Pharmaceutical and Medicinal Chemistry, Saarland University, P.O. Box 151150, D-66041 Saarbrücken, Germany.
J Med Chem. 2011 Oct 13;54(19):6714-23. doi: 10.1021/jm2005892. Epub 2011 Sep 14.
Protein kinase inhibitors with an allosteric mode of action are expected to reach, in many cases, higher selectivity for the target enzyme than ATP-competitive compounds. Therefore, basic research is aiming at identifying and establishing novel sites on the catalytic domain of protein kinases which might be targeted by allosteric inhibitors. We previously published the first structure-activity relationships (SARs) for allosteric activators of protein kinase PDK1. Here, we present the design, synthesis, and SAR data on a series of novel compounds, 4-benzimidazolyl-3-phenylbutanoic acids, that inhibit the atypical protein kinace C (PKC) ζ via binding to the PIF-pocket. Key positions were identified in the compounds that can be modified to increase potency and selectivity. Some congeners showed a high selectivity toward PKCζ, lacking inhibition of the most closely related isoform, PKCι, and of further AGC kinases. Furthermore, evidence is provided that these compounds are also active toward cellular PKCζ without loss of potency compared to the cell-free assay.

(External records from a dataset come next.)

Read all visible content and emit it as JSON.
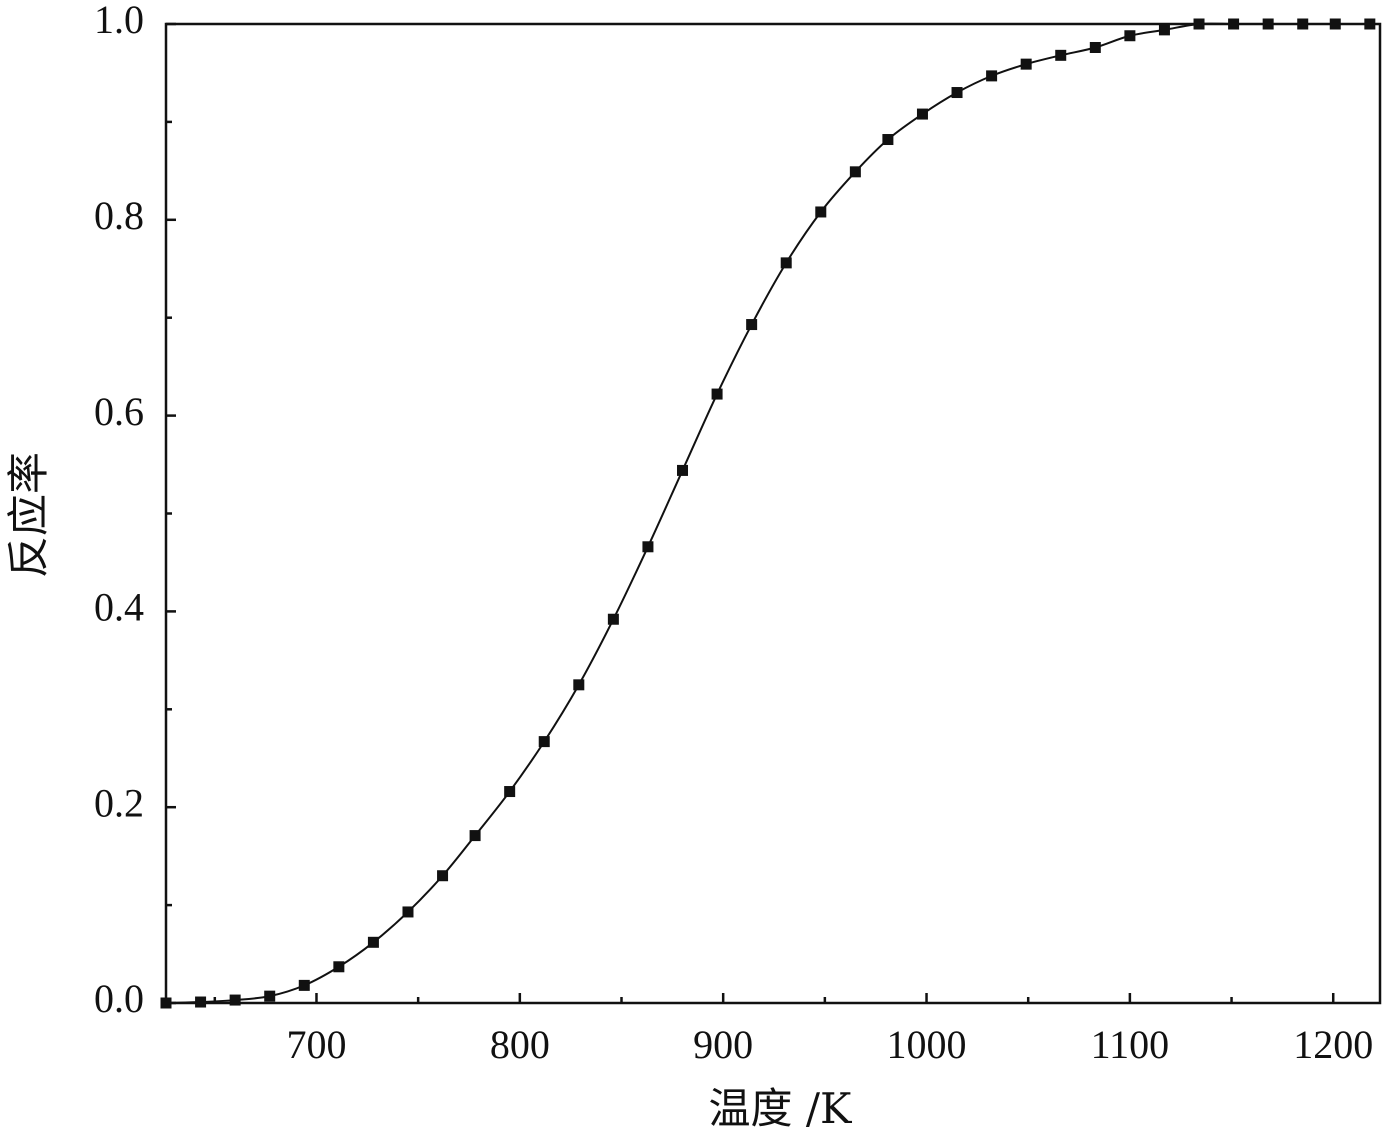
{
  "chart_data": {
    "type": "line",
    "x_label": "温度 /K",
    "y_label": "反应率",
    "x": [
      626,
      643,
      660,
      677,
      694,
      711,
      728,
      745,
      762,
      778,
      795,
      812,
      829,
      846,
      863,
      880,
      897,
      914,
      931,
      948,
      965,
      981,
      998,
      1015,
      1032,
      1049,
      1066,
      1083,
      1100,
      1117,
      1134,
      1151,
      1168,
      1185,
      1201,
      1218
    ],
    "series": [
      {
        "color": "#111111",
        "values": [
          0,
          0.001,
          0.003,
          0.007,
          0.018,
          0.037,
          0.062,
          0.093,
          0.13,
          0.171,
          0.216,
          0.267,
          0.325,
          0.392,
          0.466,
          0.544,
          0.622,
          0.693,
          0.756,
          0.808,
          0.849,
          0.882,
          0.908,
          0.93,
          0.947,
          0.959,
          0.968,
          0.976,
          0.988,
          0.994,
          1,
          1,
          1,
          1,
          1,
          1
        ]
      }
    ],
    "xlim": [
      626,
      1223
    ],
    "ylim": [
      0,
      1
    ],
    "xticks": [
      700,
      800,
      900,
      1000,
      1100,
      1200
    ],
    "xminorticks": [
      650,
      750,
      850,
      950,
      1050,
      1150
    ],
    "yticks": [
      {
        "value": 0,
        "label": "0.0"
      },
      {
        "value": 0.2,
        "label": "0.2"
      },
      {
        "value": 0.4,
        "label": "0.4"
      },
      {
        "value": 0.6,
        "label": "0.6"
      },
      {
        "value": 0.8,
        "label": "0.8"
      },
      {
        "value": 1,
        "label": "1.0"
      }
    ],
    "yminorticks": [
      0.1,
      0.3,
      0.5,
      0.7,
      0.9
    ],
    "grid": false
  }
}
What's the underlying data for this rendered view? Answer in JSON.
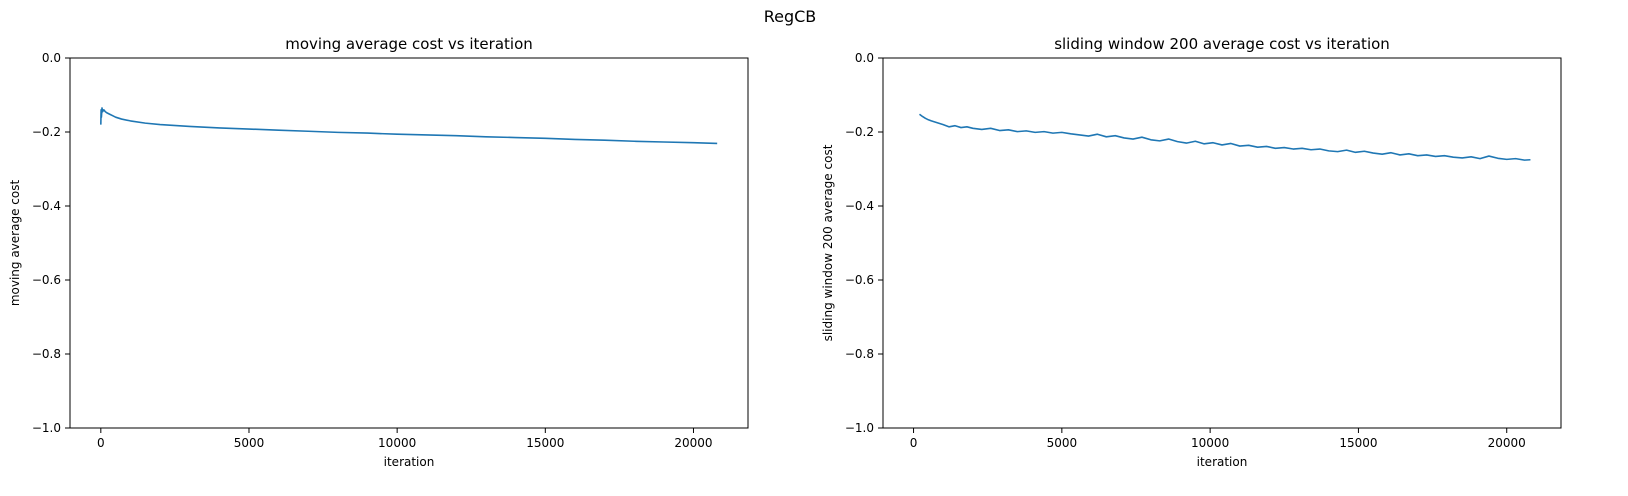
{
  "figure": {
    "suptitle": "RegCB",
    "line_color": "#1f77b4"
  },
  "chart_data": [
    {
      "type": "line",
      "title": "moving average cost vs iteration",
      "xlabel": "iteration",
      "ylabel": "moving average cost",
      "xlim": [
        -1040,
        21840
      ],
      "ylim": [
        -1.0,
        0.0
      ],
      "xticks": [
        0,
        5000,
        10000,
        15000,
        20000
      ],
      "xtick_labels": [
        "0",
        "5000",
        "10000",
        "15000",
        "20000"
      ],
      "yticks": [
        -1.0,
        -0.8,
        -0.6,
        -0.4,
        -0.2,
        0.0
      ],
      "ytick_labels": [
        "−1.0",
        "−0.8",
        "−0.6",
        "−0.4",
        "−0.2",
        "0.0"
      ],
      "grid": false,
      "series": [
        {
          "x": [
            0,
            10,
            20,
            40,
            60,
            100,
            150,
            200,
            300,
            400,
            500,
            700,
            1000,
            1500,
            2000,
            3000,
            4000,
            5000,
            6000,
            7000,
            8000,
            9000,
            10000,
            11000,
            12000,
            13000,
            14000,
            15000,
            16000,
            17000,
            18000,
            19000,
            20000,
            20800
          ],
          "y": [
            -0.18,
            -0.14,
            -0.16,
            -0.135,
            -0.145,
            -0.14,
            -0.145,
            -0.148,
            -0.152,
            -0.156,
            -0.16,
            -0.165,
            -0.17,
            -0.176,
            -0.18,
            -0.185,
            -0.189,
            -0.192,
            -0.195,
            -0.198,
            -0.201,
            -0.203,
            -0.206,
            -0.208,
            -0.21,
            -0.213,
            -0.215,
            -0.217,
            -0.22,
            -0.222,
            -0.225,
            -0.227,
            -0.229,
            -0.231
          ]
        }
      ]
    },
    {
      "type": "line",
      "title": "sliding window 200 average cost vs iteration",
      "xlabel": "iteration",
      "ylabel": "sliding window 200 average cost",
      "xlim": [
        -1030,
        21830
      ],
      "ylim": [
        -1.0,
        0.0
      ],
      "xticks": [
        0,
        5000,
        10000,
        15000,
        20000
      ],
      "xtick_labels": [
        "0",
        "5000",
        "10000",
        "15000",
        "20000"
      ],
      "yticks": [
        -1.0,
        -0.8,
        -0.6,
        -0.4,
        -0.2,
        0.0
      ],
      "ytick_labels": [
        "−1.0",
        "−0.8",
        "−0.6",
        "−0.4",
        "−0.2",
        "0.0"
      ],
      "grid": false,
      "series": [
        {
          "x": [
            200,
            300,
            400,
            500,
            600,
            800,
            1000,
            1200,
            1400,
            1600,
            1800,
            2000,
            2300,
            2600,
            2900,
            3200,
            3500,
            3800,
            4100,
            4400,
            4700,
            5000,
            5300,
            5600,
            5900,
            6200,
            6500,
            6800,
            7100,
            7400,
            7700,
            8000,
            8300,
            8600,
            8900,
            9200,
            9500,
            9800,
            10100,
            10400,
            10700,
            11000,
            11300,
            11600,
            11900,
            12200,
            12500,
            12800,
            13100,
            13400,
            13700,
            14000,
            14300,
            14600,
            14900,
            15200,
            15500,
            15800,
            16100,
            16400,
            16700,
            17000,
            17300,
            17600,
            17900,
            18200,
            18500,
            18800,
            19100,
            19400,
            19700,
            20000,
            20300,
            20600,
            20800
          ],
          "y": [
            -0.152,
            -0.158,
            -0.163,
            -0.167,
            -0.17,
            -0.175,
            -0.18,
            -0.186,
            -0.183,
            -0.188,
            -0.186,
            -0.19,
            -0.193,
            -0.19,
            -0.196,
            -0.194,
            -0.199,
            -0.197,
            -0.201,
            -0.199,
            -0.203,
            -0.201,
            -0.205,
            -0.208,
            -0.211,
            -0.206,
            -0.213,
            -0.21,
            -0.216,
            -0.219,
            -0.214,
            -0.221,
            -0.224,
            -0.219,
            -0.226,
            -0.23,
            -0.225,
            -0.232,
            -0.229,
            -0.235,
            -0.231,
            -0.238,
            -0.236,
            -0.241,
            -0.239,
            -0.244,
            -0.242,
            -0.246,
            -0.244,
            -0.248,
            -0.246,
            -0.251,
            -0.253,
            -0.249,
            -0.255,
            -0.252,
            -0.257,
            -0.26,
            -0.256,
            -0.262,
            -0.259,
            -0.264,
            -0.262,
            -0.266,
            -0.264,
            -0.268,
            -0.27,
            -0.267,
            -0.272,
            -0.265,
            -0.271,
            -0.274,
            -0.272,
            -0.276,
            -0.275
          ]
        }
      ]
    }
  ]
}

蛋白激酶抑制剂的变构作用模式预计将在许多情况下比 ATP 竞争性化合物对靶酶具有更高的选择性。因此,基础研究旨在确定和建立蛋白激酶催化结构域上可能成为变构抑制剂靶点的新位点。我们之前发表了蛋白激酶 PDK1 的第一个变构激活剂的结构-活性关系 (SAR)。在这里,我们介绍了一系列新型化合物 4-苯并咪唑基-3-苯基丁酸的设计、合成和 SAR 数据,这些化合物通过结合 PIF 口袋抑制非典型蛋白激酶 C (PKC) ζ。确定了化合物中的关键位置,可以对其进行修饰以提高效力和选择性。一些同系物对 PKCζ 具有高选择性,对最密切相关的同工型 PKCι 和其他 AGC 激酶没有抑制作用。此外,有证据表明,与无细胞测定相比,这些化合物在细胞内对 PKCζ 也具有活性,而效力没有降低。